WASHINGTON, Aug. 19, 2008 – Russia’s actions in Georgia are isolating Moscow from the international community, Secretary of State of Condoleezza Rice said today in Brussels, Belgium.

Russia escalated a simmering conflict with neighboring Georgia 11 days ago when it invaded the former Soviet republic, followed by bombing civilian infrastructure and wreaking “havoc and destruction” in Georgian villages, Rice said.

“The behavior of Russia in this most recent crisis is isolating Russia from the principles of cooperation among nations of the communities of states,” she said at a news conference after an urgent meeting of NATO foreign ministers in Brussels.

“It is not an act of the United States or the European Union or anyone else to isolate Russia, it is what Russia is doing,” Rice said.

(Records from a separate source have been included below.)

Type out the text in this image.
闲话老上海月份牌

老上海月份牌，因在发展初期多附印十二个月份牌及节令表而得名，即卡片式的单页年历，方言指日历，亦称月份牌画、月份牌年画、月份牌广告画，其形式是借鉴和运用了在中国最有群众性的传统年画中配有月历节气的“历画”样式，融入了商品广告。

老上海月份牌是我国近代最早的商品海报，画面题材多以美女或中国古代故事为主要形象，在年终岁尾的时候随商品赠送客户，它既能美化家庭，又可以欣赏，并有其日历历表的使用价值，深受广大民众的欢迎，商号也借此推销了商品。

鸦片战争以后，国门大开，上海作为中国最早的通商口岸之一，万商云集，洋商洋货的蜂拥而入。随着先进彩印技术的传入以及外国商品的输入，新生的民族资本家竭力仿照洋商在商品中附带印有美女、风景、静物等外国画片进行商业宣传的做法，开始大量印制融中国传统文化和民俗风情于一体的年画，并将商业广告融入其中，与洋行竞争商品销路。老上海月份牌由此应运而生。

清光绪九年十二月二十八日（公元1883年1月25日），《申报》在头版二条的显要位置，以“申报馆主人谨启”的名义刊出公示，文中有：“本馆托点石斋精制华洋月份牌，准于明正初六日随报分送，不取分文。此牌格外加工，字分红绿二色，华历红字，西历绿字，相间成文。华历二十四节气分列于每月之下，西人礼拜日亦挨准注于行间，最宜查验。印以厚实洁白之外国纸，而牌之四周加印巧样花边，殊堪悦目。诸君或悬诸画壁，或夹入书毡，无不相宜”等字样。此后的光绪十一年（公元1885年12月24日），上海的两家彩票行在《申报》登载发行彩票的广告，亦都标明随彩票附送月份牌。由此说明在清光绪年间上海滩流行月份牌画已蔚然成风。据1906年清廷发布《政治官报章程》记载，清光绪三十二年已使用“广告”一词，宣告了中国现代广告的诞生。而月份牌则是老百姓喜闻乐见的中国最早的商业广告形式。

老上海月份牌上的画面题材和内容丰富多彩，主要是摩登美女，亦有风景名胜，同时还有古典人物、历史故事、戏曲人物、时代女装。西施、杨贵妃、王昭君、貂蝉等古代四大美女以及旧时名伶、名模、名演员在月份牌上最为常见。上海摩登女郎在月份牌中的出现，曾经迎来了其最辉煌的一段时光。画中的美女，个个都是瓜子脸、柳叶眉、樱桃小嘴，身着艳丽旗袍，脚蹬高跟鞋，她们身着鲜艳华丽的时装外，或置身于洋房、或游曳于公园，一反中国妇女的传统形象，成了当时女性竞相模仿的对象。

In a strongly worded statement, NATO leaders today called for an immediate withdrawal of Russian forces to pre-conflict levels. This posture is in accordance with a peace agreement signed late last week by Russia’s President Dmitriy Medvedev and Georgia’s President Mikheil Saakashvili.

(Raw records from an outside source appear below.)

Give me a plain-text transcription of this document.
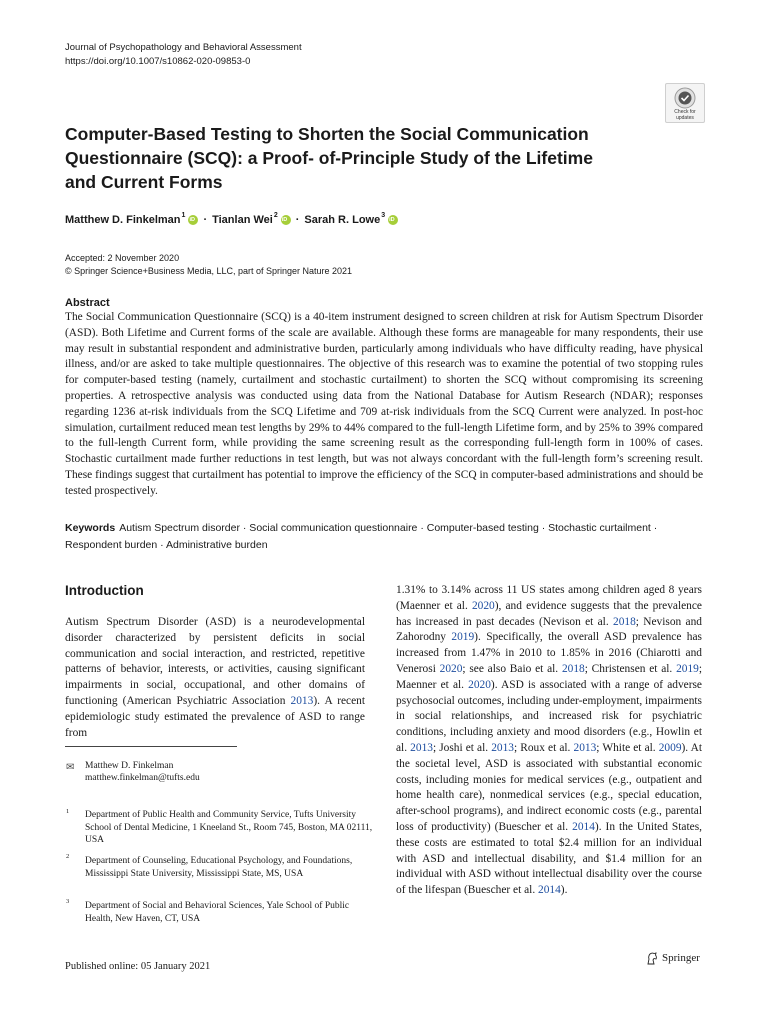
Journal of Psychopathology and Behavioral Assessment
https://doi.org/10.1007/s10862-020-09853-0
Check for updates
Computer-Based Testing to Shorten the Social Communication
Questionnaire (SCQ): a Proof- of-Principle Study of the Lifetime
and Current Forms
Matthew D. Finkelman$^1$ iD · Tianlan Wei$^2$ iD · Sarah R. Lowe$^3$
iD
Accepted: 2 November 2020
© Springer Science+Business Media, LLC, part of Springer Nature 2021
Abstract

The Social Communication Questionnaire (SCQ) is a 40-item instrument designed to screen children at risk for Autism Spectrum Disorder (ASD). Both Lifetime and Current forms of the scale are available. Although these forms are manageable for many respondents, their use may result in substantial respondent and administrative burden, particularly among individuals who have difficulty reading, have physical illness, and/or are asked to take multiple questionnaires. The objective of this research was to examine the potential of two stopping rules for computer-based testing (namely, curtailment and stochastic curtailment) to shorten the SCQ without compromising its screening properties. A retrospective analysis was conducted using data from the National Database for Autism Research (NDAR); responses regarding 1236 at-risk individuals from the SCQ Lifetime and 709 at-risk individuals from the SCQ Current were analyzed. In post-hoc simulation, curtailment reduced mean test lengths by 29% to 44% compared to the full-length Lifetime form, and by 25% to 39% compared to the full-length Current form, while providing the same screening result as the corresponding full-length form in 100% of cases. Stochastic curtailment made further reductions in test length, but was not always concordant with the full-length form’s screening result. These findings suggest that curtailment has potential to improve the efficiency of the SCQ in computer-based administrations and should be tested prospectively.

Keywords Autism Spectrum disorder · Social communication questionnaire · Computer-based testing · Stochastic curtailment · Respondent burden · Administrative burden
Introduction

Autism Spectrum Disorder (ASD) is a neurodevelopmental disorder characterized by persistent deficits in social communication and social interaction, and restricted, repetitive patterns of behavior, interests, or activities, causing significant impairments in social, occupational, and other domains of functioning (American Psychiatric Association 2013). A recent epidemiologic study estimated the prevalence of ASD to range from

1.31% to 3.14% across 11 US states among children aged 8 years (Maenner et al. 2020), and evidence suggests that the prevalence has increased in past decades (Nevison et al. 2018; Nevison and Zahorodny 2019). Specifically, the overall ASD prevalence has increased from 1.47% in 2010 to 1.85% in 2016 (Chiarotti and Venerosi 2020; see also Baio et al. 2018; Christensen et al. 2019; Maenner et al. 2020). ASD is associated with a range of adverse psychosocial outcomes, including under-employment, impairments in social relationships, and increased risk for psychiatric conditions, including anxiety and mood disorders (e.g., Howlin et al. 2013; Joshi et al. 2013; Roux et al. 2013; White et al. 2009). At the societal level, ASD is associated with substantial economic costs, including monies for medical services (e.g., outpatient and home health care), nonmedical services (e.g., special education, after-school programs), and indirect economic costs (e.g., parental loss of productivity) (Buescher et al. 2014). In the United States, these costs are estimated to total $2.4 million for an individual with ASD and intellectual disability, and $1.4 million for an individual with ASD without intellectual disability over the course of the lifespan (Buescher et al. 2014).

✉ Matthew D. Finkelman
matthew.finkelman@tufts.edu
1 Department of Public Health and Community Service, Tufts University School of Dental Medicine, 1 Kneeland St., Room 745, Boston, MA 02111, USA
2 Department of Counseling, Educational Psychology, and Foundations, Mississippi State University, Mississippi State, MS, USA
3 Department of Social and Behavioral Sciences, Yale School of Public Health, New Haven, CT, USA
Published online: 05 January 2021
Springer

“We call on Russia to take immediate action to withdraw its troops from the areas it is supposed to leave under the six-principle agreement signed by President Saakashvili and President Medvedev,” read the statement, referring to the French-brokered deal.

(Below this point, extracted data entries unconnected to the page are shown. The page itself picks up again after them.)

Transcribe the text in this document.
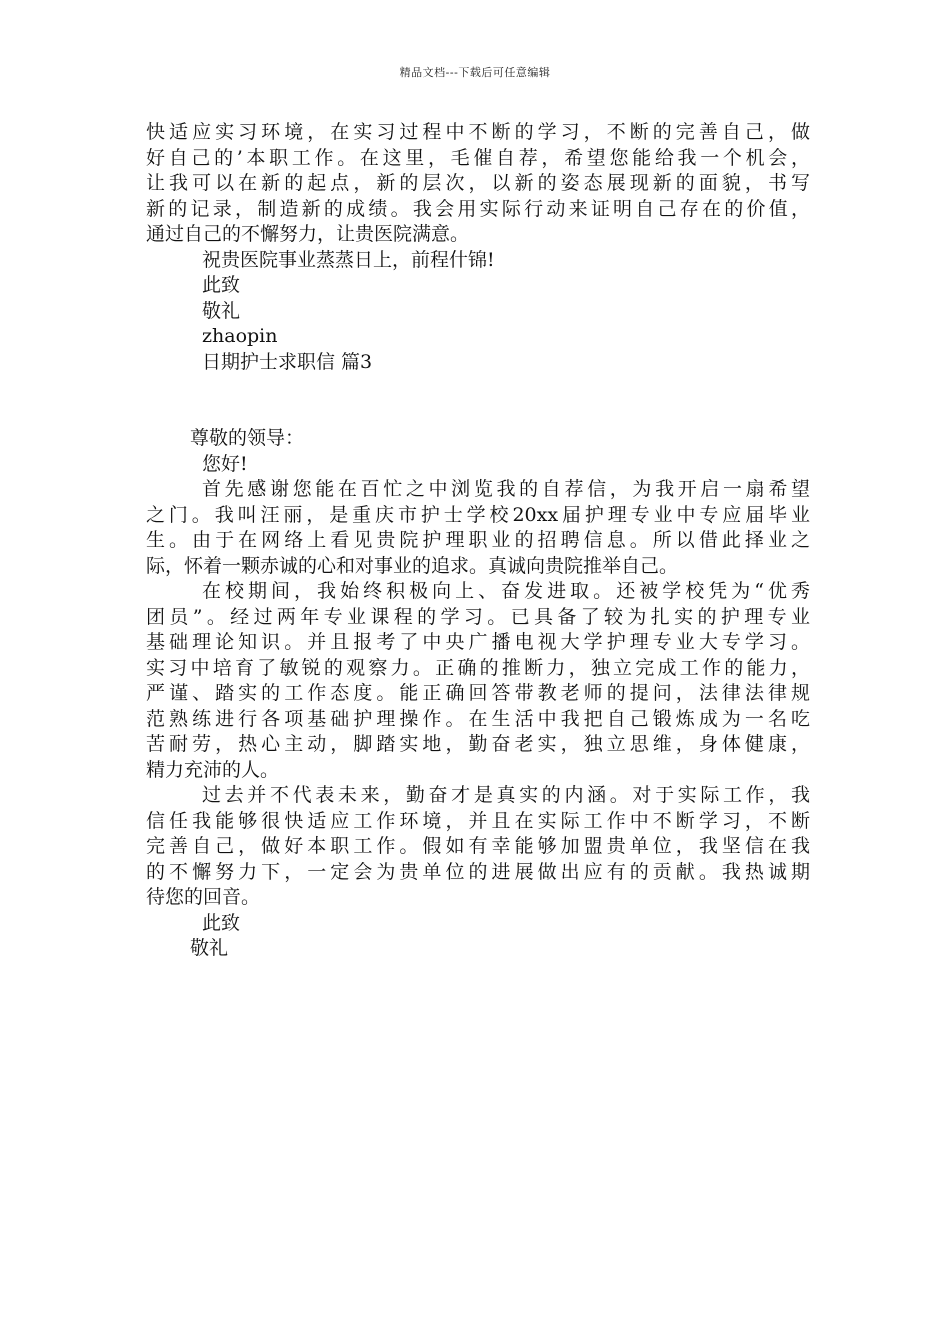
精品文档---下载后可任意编辑
快适应实习环境，在实习过程中不断的学习，不断的完善自己，做
好自己的’本职工作。在这里，毛催自荐，希望您能给我一个机会，
让我可以在新的起点，新的层次，以新的姿态展现新的面貌，书写
新的记录，制造新的成绩。我会用实际行动来证明自己存在的价值，
通过自己的不懈努力，让贵医院满意。
祝贵医院事业蒸蒸日上，前程什锦!
此致
敬礼
zhaopin
日期护士求职信 篇3
尊敬的领导：
您好!
首先感谢您能在百忙之中浏览我的自荐信，为我开启一扇希望
之门。我叫汪丽，是重庆市护士学校20xx届护理专业中专应届毕业
生。由于在网络上看见贵院护理职业的招聘信息。所以借此择业之
际，怀着一颗赤诚的心和对事业的追求。真诚向贵院推举自己。
在校期间，我始终积极向上、奋发进取。还被学校凭为“优秀
团员”。经过两年专业课程的学习。已具备了较为扎实的护理专业
基础理论知识。并且报考了中央广播电视大学护理专业大专学习。
实习中培育了敏锐的观察力。正确的推断力，独立完成工作的能力，
严谨、踏实的工作态度。能正确回答带教老师的提问，法律法律规
范熟练进行各项基础护理操作。在生活中我把自己锻炼成为一名吃
苦耐劳，热心主动，脚踏实地，勤奋老实，独立思维，身体健康，
精力充沛的人。
过去并不代表未来，勤奋才是真实的内涵。对于实际工作，我
信任我能够很快适应工作环境，并且在实际工作中不断学习，不断
完善自己，做好本职工作。假如有幸能够加盟贵单位，我坚信在我
的不懈努力下，一定会为贵单位的进展做出应有的贡献。我热诚期
待您的回音。
此致
敬礼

Russian tanks and armored vehicles reportedly have begun to withdrawal from the Georgian town of Gori, but a Defense Department official today said there has been no substantial drawdown.

“I would say, with respect to the Russian disposition, that we don’t see much change in the forces that were there,” Pentagon Spokesman Bryan Whitman said.

Echoing the NATO statement, Rice said normalized relations between NATO partners and Russia will cease amid Moscow’s self-isolating actions.

“There can be no business as usual with Russia while this kind of activity goes on,” she said, adding that a NATO assessment team will be sent to survey Georgia's military situation.

Other elements of the NATO response include the creation of the NATO-Georgia Commission. The ad hoc group will oversee the alliance’s relationship with Georgia, including supervising its Partnership for Peace status -- an antecedent to NATO membership -- and responding to any special requests by the nation.

Rice said the statement issued by NATO captures what the U.S. sought: support for Georgia's democracy, a “very strong message” that the Russian president keep his word, and maintaining the openness of NATO membership to aspiring countries.

“This document is a very clear statement that this alliance, NATO, having come so far after the end of the Cold War and the collapse of the Soviet Union in achieving a Europe that is whole, free and at peace, is not going to permit a new line to be drawn in Europe between those who were fortunate enough to make it into the transatlantic structures and those who still aspire to those transatlantic structures,” she said.